Game 4 saw Misfits misplay their team fights, and Game 5 was a similarly unfortunate tale. SKT was the favorite afterall, but after the other teams have seen them bleed, I am predicting a difficult path to the finals for the three-time World Champions.

League of Legends 2017 World Championship

SKT T1 looking they are (almost) breaking a sweat versus Misfits.

Semi-finalists

Samsung Galaxy (Korea)

Royal Never Give Up (China)

World Elite (China)

SKT (Korea)

 

Conclusions

So, it could be two Korean teams in the League of Legends 2017 World Championship finals. Not only that but a repeat of last year’s final. However, that is looking unlikely based on SKT’s weak performance this year and the Chinese teams’ comparative strength. With the “home-field advantage,” we may potentially see two Chinese teams vying for glory.

Picks and bans may remain largely the same (this year has sadly been defined by the poor balancing of Ardent Censer), but as we saw in the Quarterfinals a lot can hang on whether or not a team is brave enough to bring out something unexpected. The most likely team to attempt something like this in my mind is World Elite. The other teams’ playstyles have proven too effective up until now. My quiet hope is that the teams will take that brave step, pick that unorthodox champion, and give us all the exciting games we long to watch. I mean shields are fun and all… but shields really suck and should be removed from the game.

My prediction for the Semi-finals is that SKT and Royal Never Give Up will prevail. SKT is the three time World Champions for a reason, however, and may surprise everyone after a weak season. Team WE is a strong contender but I don’t see them making it to the final based on what we’ve seen thus far. The other three teams are just too powerful.

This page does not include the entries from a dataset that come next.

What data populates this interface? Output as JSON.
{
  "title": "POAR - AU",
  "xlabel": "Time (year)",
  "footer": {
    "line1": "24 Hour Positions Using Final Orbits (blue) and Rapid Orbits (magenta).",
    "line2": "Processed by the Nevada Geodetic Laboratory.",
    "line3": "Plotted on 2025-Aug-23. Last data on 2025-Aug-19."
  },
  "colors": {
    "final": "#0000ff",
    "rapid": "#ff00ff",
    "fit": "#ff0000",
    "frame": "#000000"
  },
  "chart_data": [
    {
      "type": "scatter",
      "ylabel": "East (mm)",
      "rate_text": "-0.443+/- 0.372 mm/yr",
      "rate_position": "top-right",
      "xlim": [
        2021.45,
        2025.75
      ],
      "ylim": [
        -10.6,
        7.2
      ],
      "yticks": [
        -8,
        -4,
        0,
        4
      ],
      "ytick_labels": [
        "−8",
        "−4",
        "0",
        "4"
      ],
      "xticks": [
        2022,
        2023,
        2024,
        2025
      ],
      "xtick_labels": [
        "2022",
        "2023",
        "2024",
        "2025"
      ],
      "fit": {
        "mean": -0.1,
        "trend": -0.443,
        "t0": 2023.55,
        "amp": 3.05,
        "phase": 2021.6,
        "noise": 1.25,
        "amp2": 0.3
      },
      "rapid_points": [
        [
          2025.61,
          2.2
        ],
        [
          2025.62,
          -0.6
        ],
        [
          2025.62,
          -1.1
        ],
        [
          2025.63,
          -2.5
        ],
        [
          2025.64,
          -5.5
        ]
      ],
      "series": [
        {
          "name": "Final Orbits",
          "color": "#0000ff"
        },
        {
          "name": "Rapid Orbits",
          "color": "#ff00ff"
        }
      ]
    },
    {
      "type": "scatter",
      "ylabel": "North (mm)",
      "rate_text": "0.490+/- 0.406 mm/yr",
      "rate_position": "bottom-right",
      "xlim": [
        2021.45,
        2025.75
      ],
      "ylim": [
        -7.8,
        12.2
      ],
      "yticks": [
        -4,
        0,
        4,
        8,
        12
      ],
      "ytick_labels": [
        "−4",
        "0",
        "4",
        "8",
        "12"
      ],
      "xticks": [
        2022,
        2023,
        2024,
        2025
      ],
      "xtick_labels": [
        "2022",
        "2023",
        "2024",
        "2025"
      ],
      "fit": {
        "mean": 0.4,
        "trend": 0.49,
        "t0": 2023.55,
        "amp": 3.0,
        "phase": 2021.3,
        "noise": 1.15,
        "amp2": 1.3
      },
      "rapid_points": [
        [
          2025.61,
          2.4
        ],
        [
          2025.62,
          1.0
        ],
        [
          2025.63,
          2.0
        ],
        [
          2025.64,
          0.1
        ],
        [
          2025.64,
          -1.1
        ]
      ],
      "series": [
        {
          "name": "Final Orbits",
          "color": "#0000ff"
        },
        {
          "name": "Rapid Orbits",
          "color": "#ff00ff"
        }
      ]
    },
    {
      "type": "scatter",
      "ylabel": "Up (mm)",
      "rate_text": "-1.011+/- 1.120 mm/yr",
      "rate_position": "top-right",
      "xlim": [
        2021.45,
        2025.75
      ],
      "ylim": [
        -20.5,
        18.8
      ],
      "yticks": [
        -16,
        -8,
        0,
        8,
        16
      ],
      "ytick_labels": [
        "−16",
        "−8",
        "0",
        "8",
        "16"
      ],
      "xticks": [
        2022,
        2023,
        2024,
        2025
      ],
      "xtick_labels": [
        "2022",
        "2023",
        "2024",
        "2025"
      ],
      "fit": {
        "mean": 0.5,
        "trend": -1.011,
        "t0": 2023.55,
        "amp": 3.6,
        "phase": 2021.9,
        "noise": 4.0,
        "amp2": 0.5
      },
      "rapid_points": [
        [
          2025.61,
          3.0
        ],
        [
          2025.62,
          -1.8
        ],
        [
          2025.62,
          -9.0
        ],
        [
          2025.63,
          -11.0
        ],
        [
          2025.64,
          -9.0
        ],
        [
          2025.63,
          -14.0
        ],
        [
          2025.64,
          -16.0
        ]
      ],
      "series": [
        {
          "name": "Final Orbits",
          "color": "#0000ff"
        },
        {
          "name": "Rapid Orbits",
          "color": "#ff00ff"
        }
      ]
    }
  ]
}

This arrangement of teams does present the interesting quandary of how playstyles and tactics may evolve in the next stage. These teams historically have similar enough styles- a focus on objectives, calculated map movements and strong team fighting. If allowed into the later stages of games, SKT may prove unstoppable with their astounding level of coordination and skill in team fights. However, if allowed to gain any early momentum Royal Never Give Up may prove victorious. Samsung Galaxy is similar to SKT in that they focus more on pushing out the game and starving their opponents than making highly aggressive plays. In terms of individual player skill, SKT would come out on top. Team WE is the underdog in my eyes, and even if afforded time in the sun in the earlier stages, underdogs get eaten up once they reach the Semi-finals.

With that said, if Misfits can pull it out of the bag versus the best team in the world, who’s to say that WE can’t? The competition has boiled down to this: Korea versus China. Old rivalries abound and I am sure the Chinese teams will have a certain extra intensity as we draw ever closer to the final. They are on home soil. They have lost out to SKT each and every time they have reached the finals; they will be determined not to let that happen again.